Zahra yang sudah selesai dengan pekerjaannya menghampiri Arham. Tadi ia sempat melihat Arham berdiri menatapnya.
"Mas, apa yang ditunggu ibu adalah wanita yang akan dikenalkan kepada, Mas?" tanya Zahra menghampiri suaminya yang sedang memakai pakaian lengkap. Zahra baru melihat baju yang di kenakan suaminya itu.
"Aku juga tidak tahu, ibu hanya memberikan pakaian ini untuk aku pakai. Ia juga mengatakan jika akan ada tamu. Aku juga tak tau siapa mereka," jawabnya masih dengan merapikan pakaiannya.
"Apa Mas akan menerima perjodohan yang ibu lakukan?" tanyanya dengan mata yang sudah berkaca-kaca.
Arhan terdiam, ia tak tahu harus mengatakan apa.
"Apa mas masih mencintaiku?" tanyanya lagi dan kini dengan suara bergetar.
Alham berbalik dan membawa Almaira ke tempat tidur, mereka duduk berhadapan. Arham menggenggam kedua tangan Zahra dengan begitu erat.
"Zahra, kau jangan pernah meragukan cintaku padamu. Aku sangat mencintaimu, tapi kau tahu sendiri kan aku tak bisa membantah ibuku."
"Kenapa Mas? Kenapa hanya itu saja alasan yang kau berikan kepadaku? Aku tahu dia adalah ibumu, tapi tak semua hal harus diaturnya. Kau bukan anak kecil lagi, Mas! Kau juga punya hak atas dirimu, atas kebahagiaanmu, atas rumah tangga kita," ucap Zahra menegaskan kata rumah tangga dalam kalimat terakhirnya.
"Aku minta maaf," jawabnya menunduk.
"Minta maaf dan terus minta maaf. Hanya itu kah yang bisa Mas lakukan? Semua itu tak akan mengubah apapun, Mas! Aku tahu aku bukanlah istri yang sempurna untukmu, aku telah gagal untuk membahagiakan rumah tangga cinta, aku tak bisa secepatnya memberikan keturunan pada keluarga ini, tapi apakah itu sebuah dosa? Apakah semua ini salahku? Aku juga tak ingin dalam kondisi ini, Mas. Ini semua hanya takdir yang tak bisa aku cegah. Aku tak punya daya.

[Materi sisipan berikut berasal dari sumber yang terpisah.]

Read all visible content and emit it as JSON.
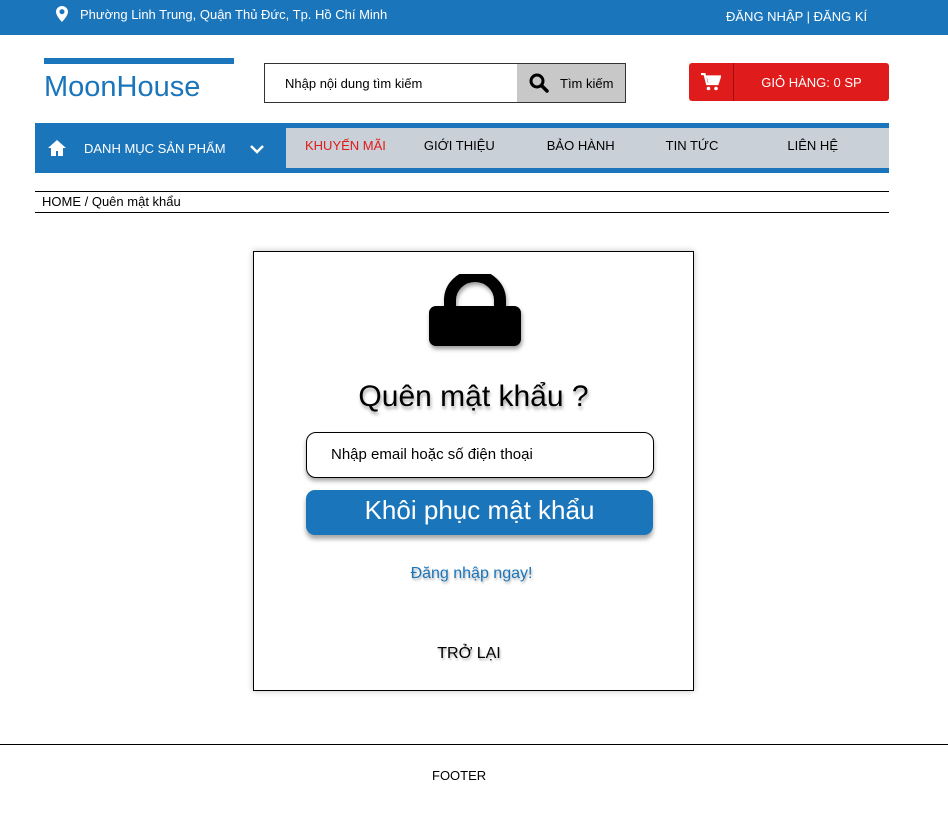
{
  "topbar": {
    "address": "Phường Linh Trung, Quận Thủ Đức, Tp. Hồ Chí Minh",
    "login": "ĐĂNG NHẬP",
    "separator": " | ",
    "register": "ĐĂNG KÍ",
    "icon": "location-pin-icon"
  },
  "header": {
    "logo": "MoonHouse",
    "search_placeholder": "Nhập nội dung tìm kiếm",
    "search_button": "Tìm kiếm",
    "cart_label": "GIỎ HÀNG: 0 SP"
  },
  "nav": {
    "category_label": "DANH MỤC SẢN PHẨM",
    "items": [
      {
        "label": "KHUYẾN MÃI"
      },
      {
        "label": "GIỚI THIỆU"
      },
      {
        "label": "BẢO HÀNH"
      },
      {
        "label": "TIN TỨC"
      },
      {
        "label": "LIÊN HỆ"
      }
    ]
  },
  "breadcrumb": {
    "home": "HOME",
    "separator": " / ",
    "current": "Quên mật khẩu"
  },
  "form": {
    "title": "Quên mật khẩu ?",
    "email_placeholder": "Nhập email hoặc số điện thoại",
    "submit_label": "Khôi phục mật khẩu",
    "login_link": "Đăng nhập ngay!",
    "back_label": "TRỞ LẠI"
  },
  "footer": {
    "label": "FOOTER"
  },
  "colors": {
    "primary": "#1a75bb",
    "cart": "#e01b1b",
    "promo": "#e01b1b",
    "menu_bg": "#c9d0d8"
  }
}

Mas, aku juga ingin bahagia." Zahra sudah menetes air matanya. " Aku juga ingin menjadi seorang ibu, aku juga ingin bahagia." Zahra terisak, ia merasa sangat sakit dan tak dihargai.
Arham membawa Zahra kepelukan.
Suara ketukan menghentikan percakapan mereka.

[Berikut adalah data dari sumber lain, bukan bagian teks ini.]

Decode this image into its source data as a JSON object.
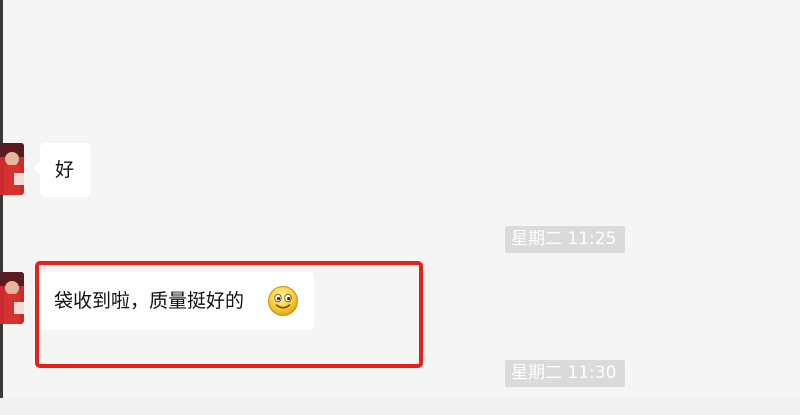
{
  "chat": {
    "messages": [
      {
        "sender": "contact",
        "text": "好",
        "emoji": null
      },
      {
        "sender": "contact",
        "text": "袋收到啦，质量挺好的",
        "emoji": "smile-emoji"
      }
    ],
    "timestamps": [
      "星期二 11:25",
      "星期二 11:30"
    ]
  },
  "colors": {
    "background": "#f5f5f5",
    "bubble": "#ffffff",
    "timestamp_bg": "#dadada",
    "timestamp_text": "#ffffff",
    "highlight": "#e6211b"
  },
  "icons": {
    "avatar": "avatar-image",
    "emoji": "smile-emoji-icon"
  }
}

"Pak Arham, ibu memanggil Anda. katanya Anda diminta kedepan menyambut para tamu," jawab Bibi setelah mengetuk pintu kemudian kembali mengetuk setelah mengucapkan pesan dari majikannya.
Arham berdiri dan buka pintu, melihat bibi yang masih berdiri di sana.

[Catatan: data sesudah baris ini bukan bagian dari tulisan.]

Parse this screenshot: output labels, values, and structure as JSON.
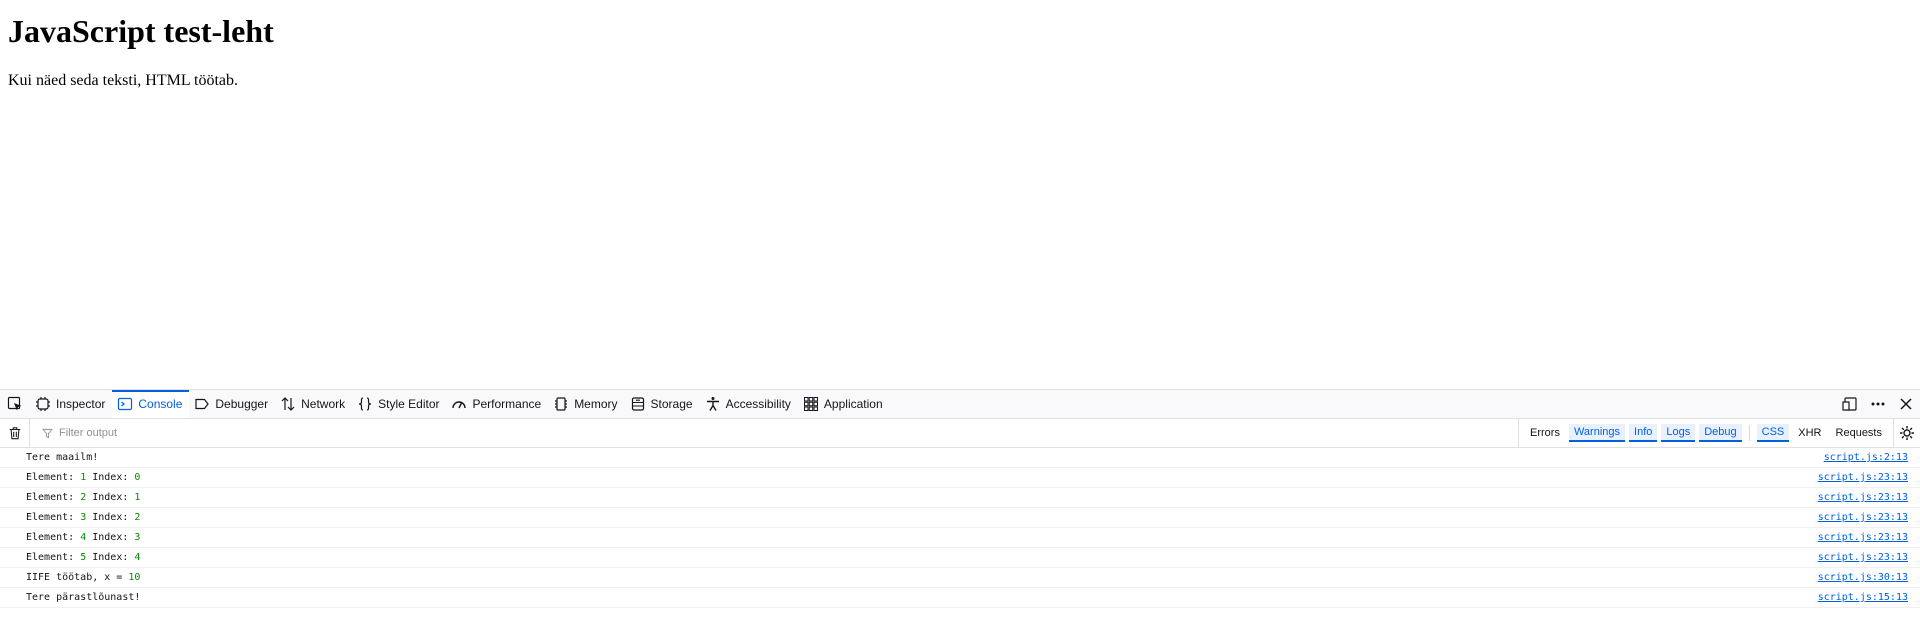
{
  "page": {
    "heading": "JavaScript test-leht",
    "paragraph": "Kui näed seda teksti, HTML töötab."
  },
  "devtools": {
    "tabs": [
      {
        "label": "Inspector",
        "icon": "inspector-icon"
      },
      {
        "label": "Console",
        "icon": "console-icon",
        "selected": true
      },
      {
        "label": "Debugger",
        "icon": "debugger-icon"
      },
      {
        "label": "Network",
        "icon": "network-icon"
      },
      {
        "label": "Style Editor",
        "icon": "style-editor-icon"
      },
      {
        "label": "Performance",
        "icon": "performance-icon"
      },
      {
        "label": "Memory",
        "icon": "memory-icon"
      },
      {
        "label": "Storage",
        "icon": "storage-icon"
      },
      {
        "label": "Accessibility",
        "icon": "accessibility-icon"
      },
      {
        "label": "Application",
        "icon": "application-icon"
      }
    ],
    "filter_placeholder": "Filter output",
    "filters": {
      "errors": "Errors",
      "warnings": "Warnings",
      "info": "Info",
      "logs": "Logs",
      "debug": "Debug",
      "css": "CSS",
      "xhr": "XHR",
      "requests": "Requests"
    },
    "messages": [
      {
        "parts": [
          {
            "t": "Tere maailm!"
          }
        ],
        "location": "script.js:2:13"
      },
      {
        "parts": [
          {
            "t": "Element: "
          },
          {
            "t": "1",
            "num": true
          },
          {
            "t": " Index: "
          },
          {
            "t": "0",
            "num": true
          }
        ],
        "location": "script.js:23:13"
      },
      {
        "parts": [
          {
            "t": "Element: "
          },
          {
            "t": "2",
            "num": true
          },
          {
            "t": " Index: "
          },
          {
            "t": "1",
            "num": true
          }
        ],
        "location": "script.js:23:13"
      },
      {
        "parts": [
          {
            "t": "Element: "
          },
          {
            "t": "3",
            "num": true
          },
          {
            "t": " Index: "
          },
          {
            "t": "2",
            "num": true
          }
        ],
        "location": "script.js:23:13"
      },
      {
        "parts": [
          {
            "t": "Element: "
          },
          {
            "t": "4",
            "num": true
          },
          {
            "t": " Index: "
          },
          {
            "t": "3",
            "num": true
          }
        ],
        "location": "script.js:23:13"
      },
      {
        "parts": [
          {
            "t": "Element: "
          },
          {
            "t": "5",
            "num": true
          },
          {
            "t": " Index: "
          },
          {
            "t": "4",
            "num": true
          }
        ],
        "location": "script.js:23:13"
      },
      {
        "parts": [
          {
            "t": "IIFE töötab, x = "
          },
          {
            "t": "10",
            "num": true
          }
        ],
        "location": "script.js:30:13"
      },
      {
        "parts": [
          {
            "t": "Tere pärastlõunast!"
          }
        ],
        "location": "script.js:15:13"
      }
    ]
  }
}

"Iya, Bi. Terima kasih, aku kan keluar," jawabnya.
Arham hanya melihat Zahra yang masih terduduk di tempatnya, menatapnya yang masih sesegukan. Namun, ia tetap memilih keluar menghampiri ibunya. Zahra semakin terisak akan hal itu. Ia menutup matanya, membiarkan air ata menetes dipelupuk matanya. Zahra memegang dadanya yang terasa sesak.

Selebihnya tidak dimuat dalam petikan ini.